Phénomène étrange qui prend d’assaut le monde réel, le fantastique sème inopinément l’inexplicable et par là même l’effroyable dans le cadre de la vie réelle.

Notre démarche s’assigne donc pour objectif le décryptage du code fantastique intégré à l’œuvre de Daoud et en particulier à « La Fable du nain » où le genre se développe principalement comme procédure subversive à l’égard de l’esthétique réaliste. Le récit est marqué par l’inscription au centre de la diégèse d’une figure quelque peu cocasse : un Nain nommé « ZimZim ». La construction textuelle du personnage crée une certaine ambigüité en ce sens où le lecteur ne parvient plus à en distinguer l’existence réelle ou imaginaire, d’où la coexistence interne à l’œuvre du naturel et du surnaturel.

Todorov définit à cet égard le fantastique comme : « l’hésitation éprouvée par un être qui ne connaît que les lois naturelles, face à un événement en apparence surnaturel. »2 Ce sentiment d’hésitation est foncièrement présent dans le récit. Celui-ci met en scène un être en proie aux manœuvres sordides entreprises par le Nain. Ce dernier est d’une difformité atroce et prend du plaisir à harceler le personnage. Ses actes morbides suscitent la suspicion chez le lecteur quant à leur appartenance au réel ou à l’imaginaire.

Il nous semble nécessaire de rappeler que le héros affiche un antécédent familial particulier qui laisse entrevoir sa tendance à la folie, à la névrose. Victime d’hallucinations, le sujet anxieux imagine le gnome partout autour de lui. Il est sous l’emprise maléfique du lutin qui use de tous les stratagèmes pour l’agacer. Sauf qu’au fil de l’histoire, l’individu se voit dans le Nain et voit le Nain en lui :

« Vous auriez alors compris que le Nain n’était que moi en quelque sorte, nourri de mon reflet sur l’eau de mes obsessions. » (98)

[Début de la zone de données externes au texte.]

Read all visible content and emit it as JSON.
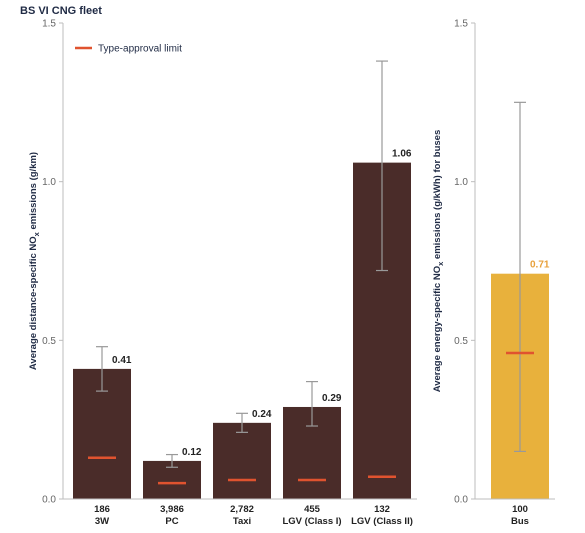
{
  "title": "BS VI CNG fleet",
  "legend": {
    "label": "Type-approval limit",
    "color": "#e0532f"
  },
  "colors": {
    "left_bar": "#4a2c29",
    "right_bar": "#e8b13c",
    "right_label": "#e8a13c",
    "whisker": "#999999",
    "limit": "#e0532f"
  },
  "chart_data": [
    {
      "type": "bar",
      "ylabel_pre": "Average distance-specific NO",
      "ylabel_sub": "x",
      "ylabel_post": " emissions (g/km)",
      "ylim": [
        0,
        1.5
      ],
      "yticks": [
        "0.0",
        "0.5",
        "1.0",
        "1.5"
      ],
      "grid": false,
      "categories": [
        {
          "count": "186",
          "name": "3W"
        },
        {
          "count": "3,986",
          "name": "PC"
        },
        {
          "count": "2,782",
          "name": "Taxi"
        },
        {
          "count": "455",
          "name": "LGV (Class I)"
        },
        {
          "count": "132",
          "name": "LGV (Class II)"
        }
      ],
      "values": [
        0.41,
        0.12,
        0.24,
        0.29,
        1.06
      ],
      "value_labels": [
        "0.41",
        "0.12",
        "0.24",
        "0.29",
        "1.06"
      ],
      "error_low": [
        0.34,
        0.1,
        0.21,
        0.23,
        0.72
      ],
      "error_high": [
        0.48,
        0.14,
        0.27,
        0.37,
        1.38
      ],
      "type_approval_limit": [
        0.13,
        0.05,
        0.06,
        0.06,
        0.07
      ]
    },
    {
      "type": "bar",
      "ylabel_pre": "Average energy-specific NO",
      "ylabel_sub": "x",
      "ylabel_post": " emissions (g/kWh) for buses",
      "ylim": [
        0,
        1.5
      ],
      "yticks": [
        "0.0",
        "0.5",
        "1.0",
        "1.5"
      ],
      "grid": false,
      "categories": [
        {
          "count": "100",
          "name": "Bus"
        }
      ],
      "values": [
        0.71
      ],
      "value_labels": [
        "0.71"
      ],
      "error_low": [
        0.15
      ],
      "error_high": [
        1.25
      ],
      "type_approval_limit": [
        0.46
      ]
    }
  ]
}
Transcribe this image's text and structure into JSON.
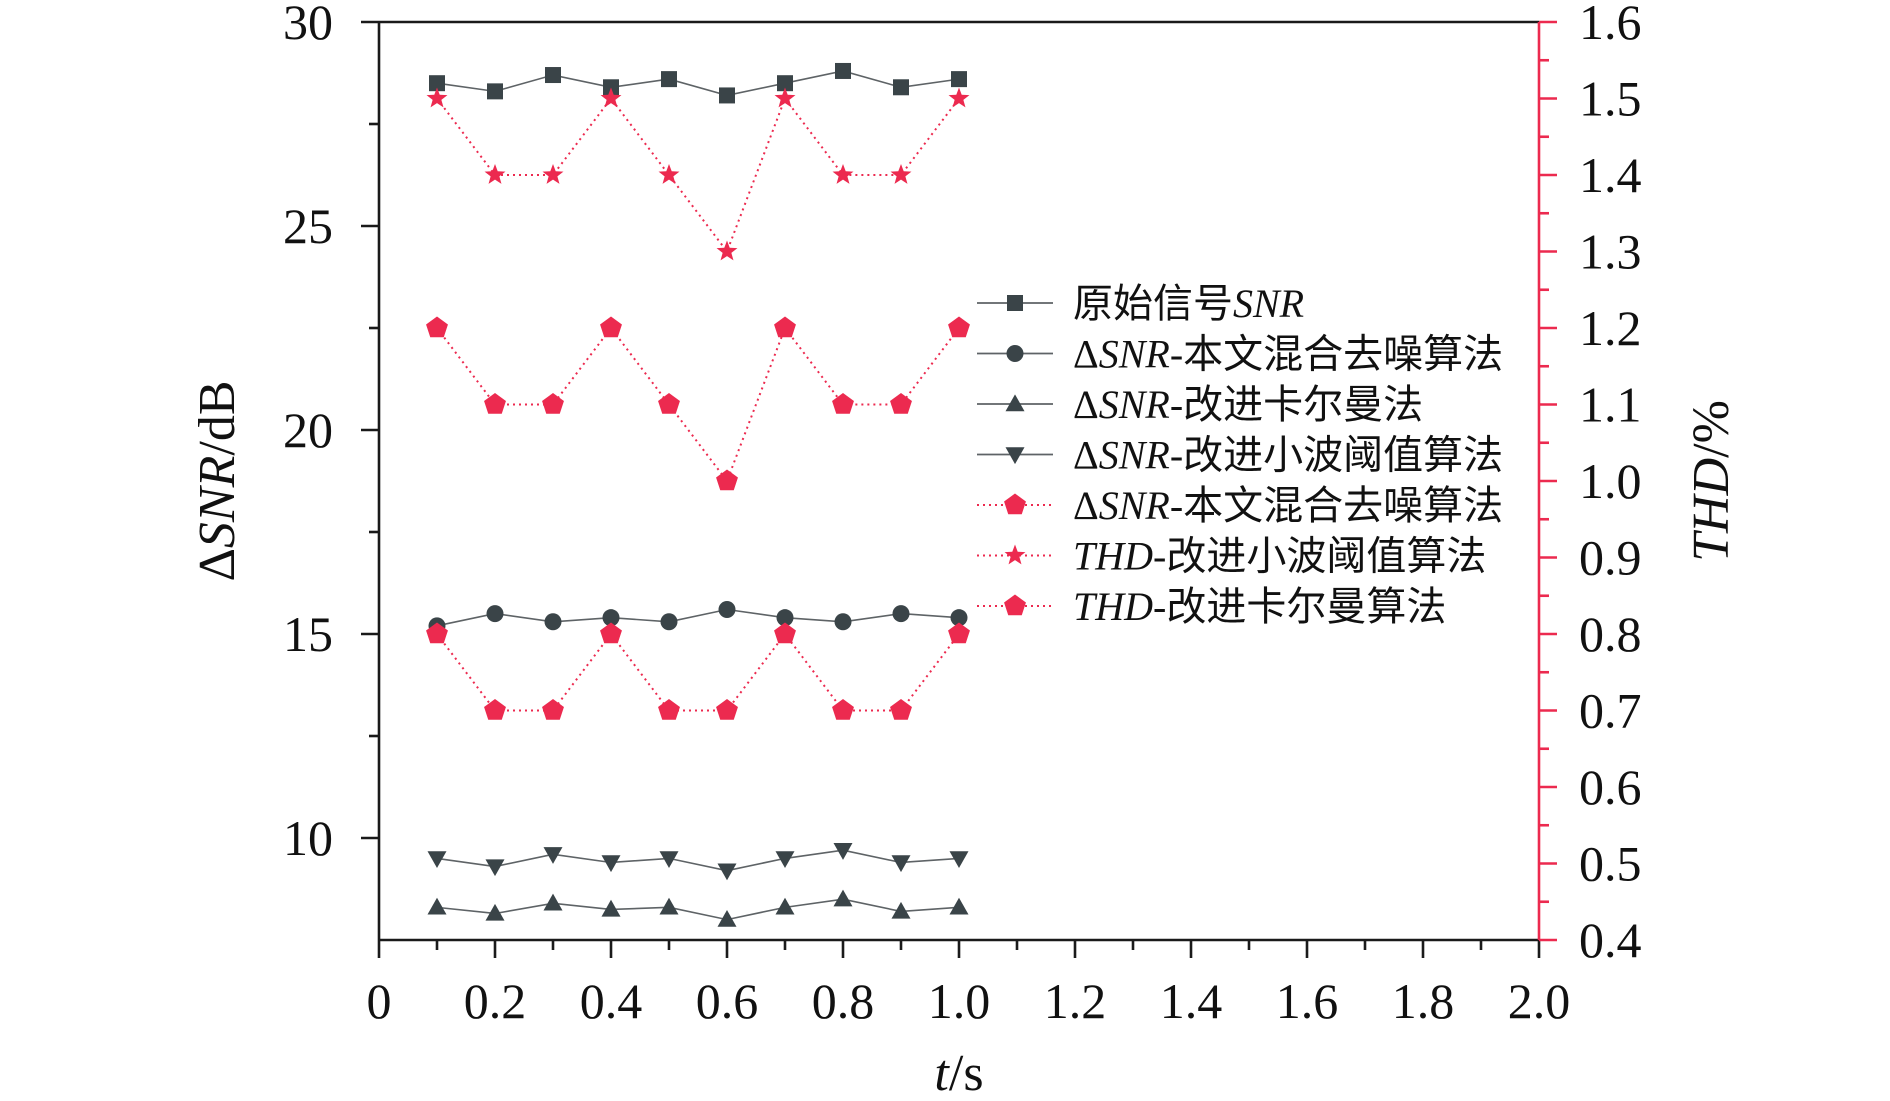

Ainsi, le gnome incarne-t-il pour le héros son désespoir, ses échecs répétés, sa tentative de suicide. ZimZim est devenu pour lui un mal ancré au plus profond de son être. Vers le dénouement, le lecteur averti découvre que la figure scrupuleuse naine représente une partie du

1 Roger Caillois affirme dans « Au cœur du fantastique » que : « Le fantastique manifeste…un scandale, une

déchirure, une irruption insolite, presque insupportable dans le monde réel. », Gallimard, 1965.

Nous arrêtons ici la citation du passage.